Create side-by-side box plots showing the distribution of monoxide levels at the different sites.

require(ggplot2)
## Loading required package: ggplot2
## Attaching package: 'ggplot2'
## The following object(s) are masked from 'package:UsingR':
## 
## movies
ggplot(carbon, aes(x = factor(Site), y = Monoxide)) + xlab("Site") + ylab("Carbon Monoxide Levels") + 
    geom_boxplot()

plot of chunk unnamed-chunk-12

(4) Read the DailyIceVolume data set from the connection http://myweb.fsu.edu/jelsner/DailyIceVolume.txt into R.

dailyice = read.table("http://myweb.fsu.edu/jelsner/DailyIceVolume.txt", header = TRUE)

Subset the data frame for the years 2000-2011, inclusive.

subset = subset(dailyice, Year <= 2011 & Year >= 2000)

For the years 2000-2011, create side-by-side box plots showing the distribution of ice volume.

require(ggplot2)
ggplot(subset, aes(x = factor(Year), y = Vol)) + xlab("Year") + geom_boxplot()

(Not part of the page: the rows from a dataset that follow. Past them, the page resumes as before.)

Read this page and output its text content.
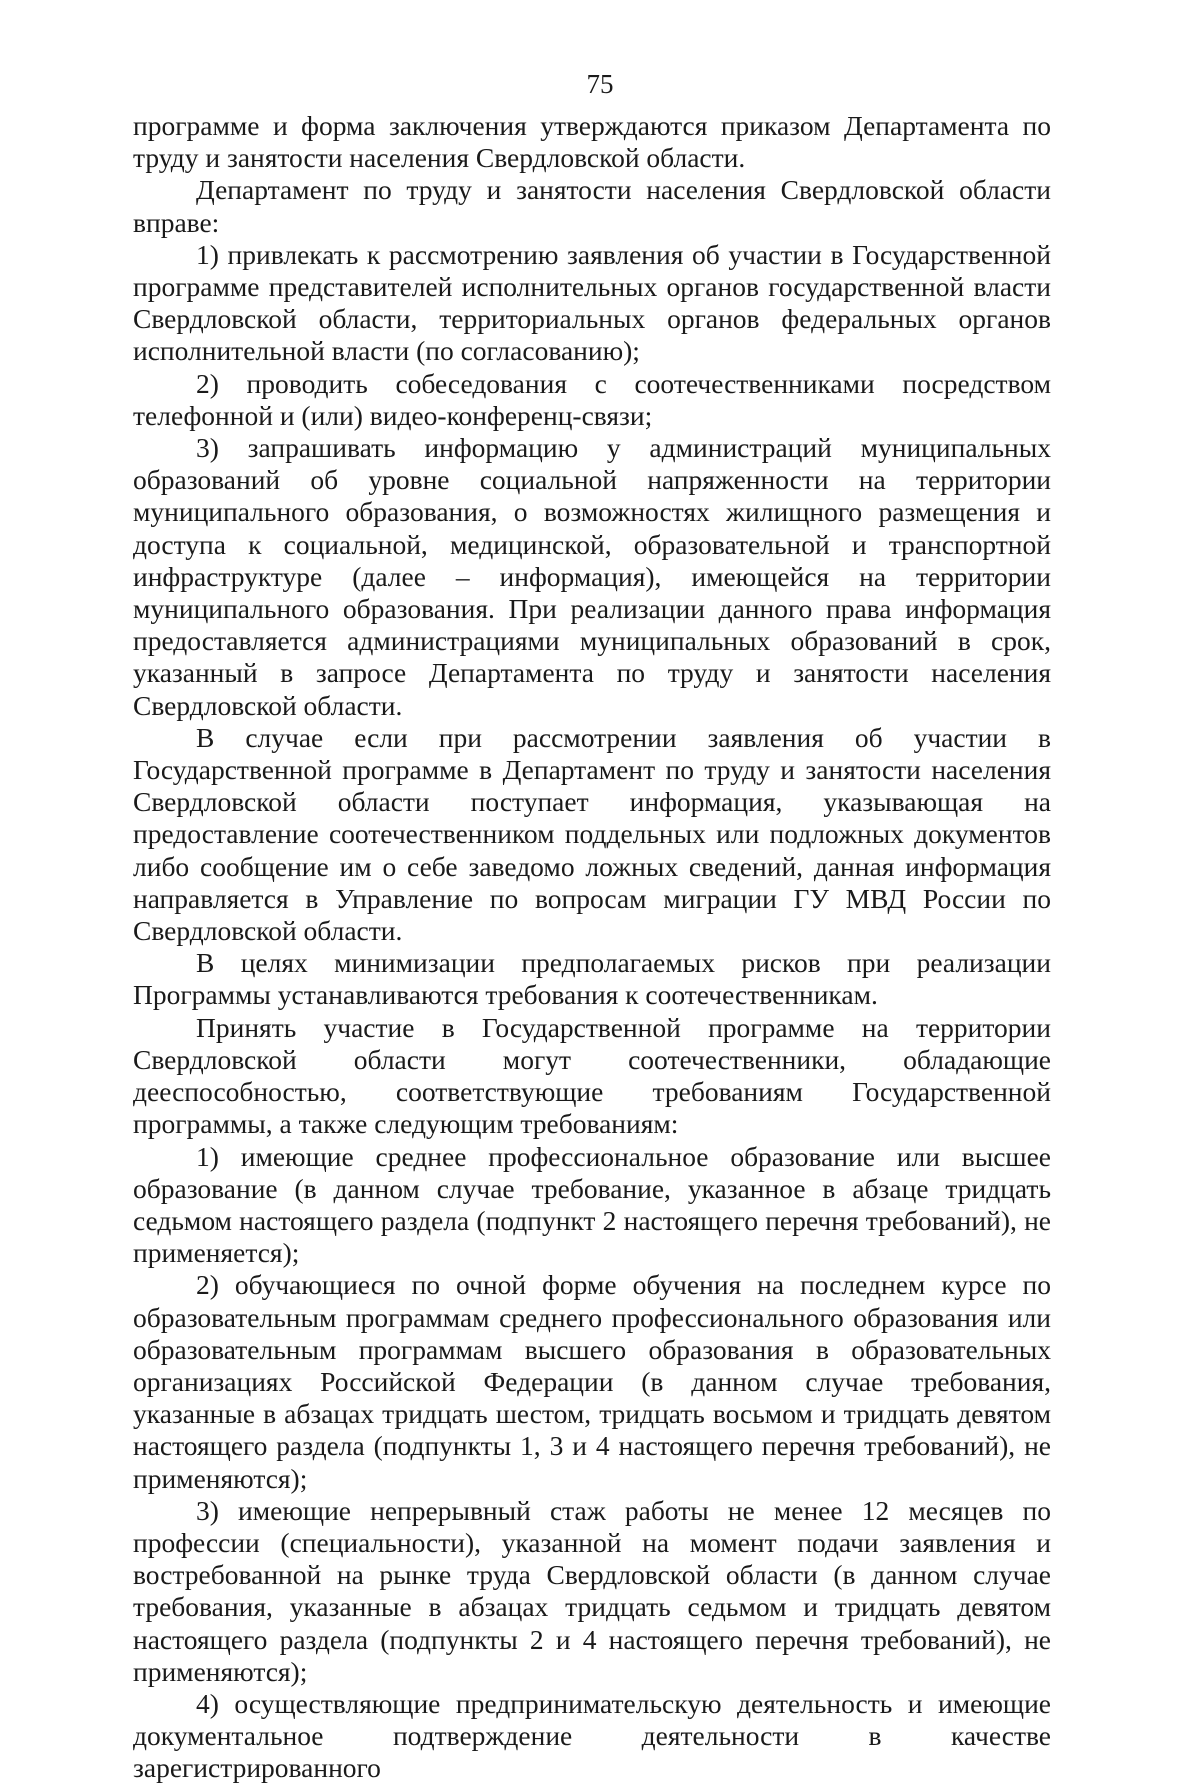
75

программе и форма заключения утверждаются приказом Департамента по труду и занятости населения Свердловской области.

Департамент по труду и занятости населения Свердловской области вправе:

1) привлекать к рассмотрению заявления об участии в Государственной программе представителей исполнительных органов государственной власти Свердловской области, территориальных органов федеральных органов исполнительной власти (по согласованию);

2) проводить собеседования с соотечественниками посредством телефонной и (или) видео-конференц-связи;

3) запрашивать информацию у администраций муниципальных образований об уровне социальной напряженности на территории муниципального образования, о возможностях жилищного размещения и доступа к социальной, медицинской, образовательной и транспортной инфраструктуре (далее – информация), имеющейся на территории муниципального образования. При реализации данного права информация предоставляется администрациями муниципальных образований в срок, указанный в запросе Департамента по труду и занятости населения Свердловской области.

В случае если при рассмотрении заявления об участии в Государственной программе в Департамент по труду и занятости населения Свердловской области поступает информация, указывающая на предоставление соотечественником поддельных или подложных документов либо сообщение им о себе заведомо ложных сведений, данная информация направляется в Управление по вопросам миграции ГУ МВД России по Свердловской области.

В целях минимизации предполагаемых рисков при реализации Программы устанавливаются требования к соотечественникам.

Принять участие в Государственной программе на территории Свердловской области могут соотечественники, обладающие дееспособностью, соответствующие требованиям Государственной программы, а также следующим требованиям:

1) имеющие среднее профессиональное образование или высшее образование (в данном случае требование, указанное в абзаце тридцать седьмом настоящего раздела (подпункт 2 настоящего перечня требований), не применяется);

2) обучающиеся по очной форме обучения на последнем курсе по образовательным программам среднего профессионального образования или образовательным программам высшего образования в образовательных организациях Российской Федерации (в данном случае требования, указанные в абзацах тридцать шестом, тридцать восьмом и тридцать девятом настоящего раздела (подпункты 1, 3 и 4 настоящего перечня требований), не применяются);

3) имеющие непрерывный стаж работы не менее 12 месяцев по профессии (специальности), указанной на момент подачи заявления и востребованной на рынке труда Свердловской области (в данном случае требования, указанные в абзацах тридцать седьмом и тридцать девятом настоящего раздела (подпункты 2 и 4 настоящего перечня требований), не применяются);

4) осуществляющие предпринимательскую деятельность и имеющие документальное подтверждение деятельности в качестве зарегистрированного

plot of chunk unnamed-chunk-15

Perform a t test on the difference in annual means between 2000 and 2011. What do you conclude?

ameans = tapply(subset$Vol, subset$Year, mean)
t.test(diff(ameans))
## 
##  One Sample t-test
## 
## data:  diff(ameans) 
## t = -2.229, df = 10, p-value = 0.04991
## alternative hypothesis: true mean is not equal to 0 
## 95 percent confidence interval:
##  -1.1732056 -0.0002893 
## sample estimates:
## mean of x 
##   -0.5867 
## 

p-value is close to zero so I conclude that the data are consistent with the rule.